Sur le thème : « Penser les futurs africains en réponse aux défis planétaires » s’est ouvert le Colloque international African Research Matters (15-18 mars 2022, à Saint-Louis), avec l’ambition de porter les solutions de la recherche africaine aux problèmes du continent et du monde.
SAINT-LOUIS, (16 mars)- L’idée d’une recherche en sciences humaines et expérimentales produites sur l’Afrique avec une perspective africaine, mais au service de l’humanité, n’est pas nouvelle en soi, si l’on en croit Godwin Murunga, le secrétaire exécutif du Conseil pour le développement de la recherche en sciences sociales en Afrique (Codesria), citant le professeur sénégalais à l’université de Columbia, aux Etats-Unis, Mamadou Diouf.
En effet, penser le devenir africain par la recherche universitaire et hors du champ académique s’inscrit dans une tradition du monde intellectuel et culturel noir. Et les chercheurs africains contemporains, qu’ils soient installés sur le continent ou dans les diasporas s’inscrivent dans « cette tradition noire qui a existé bien avant, en Amérique du nord, les Caraïbes », selon Murunga. Seulement, doivent-ils garder comme boussole la pensée de l’Africain-Américain Kenneth Clark (1914-2005). « Si nous voulons être les maîtres de notre destin, nous devons être les maitres des idées qui influencent ce destin », écrivait déjà le psychosociologue et militant des droits civiques.
Car, comme l’affirme le chercheur nigérian, ancien secrétaire exécutif du Codesria, Adebayo Olukoshi, « sans doute le développement durable de l’Afrique ne commencera pas si les luttes des programmes, des initiatives n’émanent pas des Africains. »
Il apparait donc important pour les chercheurs africains et d’origine africaine de « se reconnecter à ces savoirs, à ces idées glorieuses », comme le rappelle Murunga. Ce à quoi s’attèle Global Africa, la revue dont le premier numéro a été lancé en prélude à ce Colloque international African Research Matters.

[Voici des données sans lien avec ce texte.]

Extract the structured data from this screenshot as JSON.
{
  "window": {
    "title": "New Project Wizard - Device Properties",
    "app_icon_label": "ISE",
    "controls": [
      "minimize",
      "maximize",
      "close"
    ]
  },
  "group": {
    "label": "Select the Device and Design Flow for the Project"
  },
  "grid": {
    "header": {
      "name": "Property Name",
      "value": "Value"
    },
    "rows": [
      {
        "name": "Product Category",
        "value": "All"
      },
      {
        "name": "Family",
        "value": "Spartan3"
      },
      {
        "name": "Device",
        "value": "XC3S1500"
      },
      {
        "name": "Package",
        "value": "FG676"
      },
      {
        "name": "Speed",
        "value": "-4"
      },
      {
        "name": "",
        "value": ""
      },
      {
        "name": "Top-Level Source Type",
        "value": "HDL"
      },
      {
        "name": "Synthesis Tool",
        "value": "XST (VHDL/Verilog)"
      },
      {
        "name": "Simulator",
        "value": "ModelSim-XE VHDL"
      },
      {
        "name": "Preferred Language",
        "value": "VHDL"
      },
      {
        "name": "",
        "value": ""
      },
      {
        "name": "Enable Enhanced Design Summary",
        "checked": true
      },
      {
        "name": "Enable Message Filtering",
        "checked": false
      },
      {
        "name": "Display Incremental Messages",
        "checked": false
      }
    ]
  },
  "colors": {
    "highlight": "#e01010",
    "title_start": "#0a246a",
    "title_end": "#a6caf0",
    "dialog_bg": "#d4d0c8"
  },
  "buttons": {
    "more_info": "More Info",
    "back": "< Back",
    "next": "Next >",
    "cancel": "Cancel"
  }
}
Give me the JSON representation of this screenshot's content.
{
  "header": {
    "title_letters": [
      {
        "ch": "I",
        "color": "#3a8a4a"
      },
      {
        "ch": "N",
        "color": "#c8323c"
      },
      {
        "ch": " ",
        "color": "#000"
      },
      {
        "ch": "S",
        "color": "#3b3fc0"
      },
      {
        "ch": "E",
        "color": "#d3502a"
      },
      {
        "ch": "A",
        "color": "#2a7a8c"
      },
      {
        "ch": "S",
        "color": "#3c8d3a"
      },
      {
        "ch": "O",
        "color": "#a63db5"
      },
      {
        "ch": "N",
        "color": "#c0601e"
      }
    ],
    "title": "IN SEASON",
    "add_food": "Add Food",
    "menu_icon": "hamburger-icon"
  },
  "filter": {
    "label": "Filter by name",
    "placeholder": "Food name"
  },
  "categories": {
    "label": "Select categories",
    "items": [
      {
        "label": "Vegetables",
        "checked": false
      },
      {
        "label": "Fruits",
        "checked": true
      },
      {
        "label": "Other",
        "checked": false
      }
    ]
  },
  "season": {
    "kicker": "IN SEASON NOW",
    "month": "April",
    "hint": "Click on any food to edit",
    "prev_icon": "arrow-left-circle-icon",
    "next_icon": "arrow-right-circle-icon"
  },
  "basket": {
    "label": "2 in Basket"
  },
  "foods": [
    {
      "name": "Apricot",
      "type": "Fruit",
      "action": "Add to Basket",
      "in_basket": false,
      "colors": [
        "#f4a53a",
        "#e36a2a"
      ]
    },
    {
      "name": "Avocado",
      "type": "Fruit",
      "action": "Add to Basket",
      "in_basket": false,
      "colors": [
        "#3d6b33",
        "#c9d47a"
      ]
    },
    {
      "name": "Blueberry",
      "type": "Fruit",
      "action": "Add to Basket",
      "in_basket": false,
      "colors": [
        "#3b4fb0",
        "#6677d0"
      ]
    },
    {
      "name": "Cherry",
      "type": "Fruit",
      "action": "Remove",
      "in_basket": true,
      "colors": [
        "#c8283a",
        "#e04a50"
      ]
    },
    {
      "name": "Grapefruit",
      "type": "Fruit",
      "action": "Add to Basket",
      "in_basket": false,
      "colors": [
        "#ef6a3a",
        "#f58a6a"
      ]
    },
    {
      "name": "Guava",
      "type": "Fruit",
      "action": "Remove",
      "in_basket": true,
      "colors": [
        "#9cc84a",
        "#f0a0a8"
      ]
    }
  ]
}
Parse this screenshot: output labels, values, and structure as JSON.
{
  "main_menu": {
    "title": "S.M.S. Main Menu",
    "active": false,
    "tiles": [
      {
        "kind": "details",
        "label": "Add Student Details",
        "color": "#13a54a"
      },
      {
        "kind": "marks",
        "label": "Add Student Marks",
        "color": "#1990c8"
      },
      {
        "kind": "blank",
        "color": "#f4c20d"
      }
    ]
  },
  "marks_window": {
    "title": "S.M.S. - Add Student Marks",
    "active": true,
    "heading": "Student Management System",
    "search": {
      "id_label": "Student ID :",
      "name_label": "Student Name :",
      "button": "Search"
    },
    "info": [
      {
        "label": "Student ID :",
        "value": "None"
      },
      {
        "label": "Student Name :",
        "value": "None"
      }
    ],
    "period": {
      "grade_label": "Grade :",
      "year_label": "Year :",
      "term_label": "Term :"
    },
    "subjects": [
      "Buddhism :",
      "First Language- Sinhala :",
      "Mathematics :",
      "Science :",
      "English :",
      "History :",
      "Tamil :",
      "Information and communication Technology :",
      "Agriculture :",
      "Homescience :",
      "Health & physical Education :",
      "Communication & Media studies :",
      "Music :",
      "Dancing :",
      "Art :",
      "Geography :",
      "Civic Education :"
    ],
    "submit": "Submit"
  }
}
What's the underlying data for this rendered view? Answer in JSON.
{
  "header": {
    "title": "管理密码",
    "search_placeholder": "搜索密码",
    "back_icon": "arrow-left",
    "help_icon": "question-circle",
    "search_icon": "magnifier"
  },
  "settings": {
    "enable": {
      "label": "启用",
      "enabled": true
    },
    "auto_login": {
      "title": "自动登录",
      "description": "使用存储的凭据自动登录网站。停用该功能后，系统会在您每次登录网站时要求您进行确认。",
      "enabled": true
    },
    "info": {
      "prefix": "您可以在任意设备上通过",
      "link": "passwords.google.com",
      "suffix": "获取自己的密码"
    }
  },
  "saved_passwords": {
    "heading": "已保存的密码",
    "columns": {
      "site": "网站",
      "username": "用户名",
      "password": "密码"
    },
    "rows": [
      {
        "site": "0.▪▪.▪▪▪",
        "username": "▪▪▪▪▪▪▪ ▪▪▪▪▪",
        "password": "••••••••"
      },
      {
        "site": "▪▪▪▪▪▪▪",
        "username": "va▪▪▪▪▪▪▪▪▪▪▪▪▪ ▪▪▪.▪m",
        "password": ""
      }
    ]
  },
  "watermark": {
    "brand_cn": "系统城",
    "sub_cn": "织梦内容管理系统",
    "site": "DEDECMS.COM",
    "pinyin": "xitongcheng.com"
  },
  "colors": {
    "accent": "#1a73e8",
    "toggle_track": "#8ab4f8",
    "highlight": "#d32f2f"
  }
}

Pour Régis Dantaux, de l’ambassade de France au Sénégal, partenaire de l’évènement, le lancement du premier numéro de la Revue Global Africa, présentée en anglais, arabe, français et swahili, part du constat que «la recherche africaine n’est pas très valorisée, alors qu’elle apporte une contribution non négligeable aux problèmes contemporains. »
Secrétaire exécutif Codesria : « Faire entendre les voix africaines de la recherche »
En organisant, ce grand raout de la pensée et de la recherche, les initiateurs se positionnent aux antipodes de la recherche européenne de jadis et sa perspective europécentrée. En d’autres termes, il s’agit de « penser l’Afrique et le futur du monde à partir de l’Afrique, depuis l’Afrique et ses diasporas et d’universaliser les résultats des recherches », indique le secrétaire exécutif du Codesria.
Hôte de l’évènement, Mame Penda Ba, enseignante-chercheure à l’université Gaston Berger de Saint-Louis, directrice du Laboratoire d’analyse des sociétés et pouvoirs / Afrique-Diasporas (LASPAD) et rédactrice en chef de la revue Global ne dit pas autre chose quand elle déclare qu’il faille« faire entendre les voix africaines de la recherche africaine grâce à la mobilité et la durabilité, dans une dynamique d’interdisciplinarité. » Citant le regretté Frantz Fanon, et prenant l’exemple des vaccins anti-covid produits hors du continent, elle déclare, en substance, qu’il est important de « développer une pensée neuve, un homme neuf afin de réduire et annihiler à long terme la dépendance. »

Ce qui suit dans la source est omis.